Chris Bourne followed with an overview of the work being undertaken in NSW to address some of the issues around equity of access, including the NSW HIV testing “Discreet Life” campaign to target less community connected/visible MSM including those from CALD backgrounds and those who identify as heterosexual. Programs for international students were also described and had been outlined by others earlier in the conference. 

The other difficult to reach group touched on in this session were Australian (mainly men) who travel to areas of high HIV prevalence. Gemma Crawford presented her data from the Curtin university on Australian ex-pats and travellers to Thailand which identified some opportunities to intervene with this group including online forums and travel medicine providers.
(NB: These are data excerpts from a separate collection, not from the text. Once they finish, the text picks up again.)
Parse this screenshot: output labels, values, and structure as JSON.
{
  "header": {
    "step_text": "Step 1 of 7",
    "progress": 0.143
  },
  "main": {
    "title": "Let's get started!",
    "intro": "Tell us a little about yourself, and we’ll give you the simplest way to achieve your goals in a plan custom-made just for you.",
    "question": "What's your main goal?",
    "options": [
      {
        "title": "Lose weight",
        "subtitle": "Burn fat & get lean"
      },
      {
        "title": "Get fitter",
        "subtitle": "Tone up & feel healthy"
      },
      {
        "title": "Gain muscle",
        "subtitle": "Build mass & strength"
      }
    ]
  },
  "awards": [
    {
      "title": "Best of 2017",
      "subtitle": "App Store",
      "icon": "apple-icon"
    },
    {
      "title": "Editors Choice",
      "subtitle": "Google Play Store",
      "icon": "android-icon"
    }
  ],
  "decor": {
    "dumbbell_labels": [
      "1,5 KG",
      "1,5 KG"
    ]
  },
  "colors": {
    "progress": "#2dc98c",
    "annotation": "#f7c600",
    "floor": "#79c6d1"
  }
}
The main take home messages from this session were clearly communicated by Roanna Lobo in the final presentation – “We know what needs to be done”, we just “need to do it”. We have been incredibly successful in orchestrating a coordinated response in the past to the HIV epidemic in this country with meaningful engagement with and representation from affected communities. It is time to turn our attention to these emerging population groups and undertake similarly effective strategies here.  What is urgently required is leadership and resourcing.  It is definitely time for these issues of equity to take centre stage.

Author bio: Sharon is the Clinical Nurse Consultant for HIV & Sexual Health at St George Hospital, Sydney, NSW.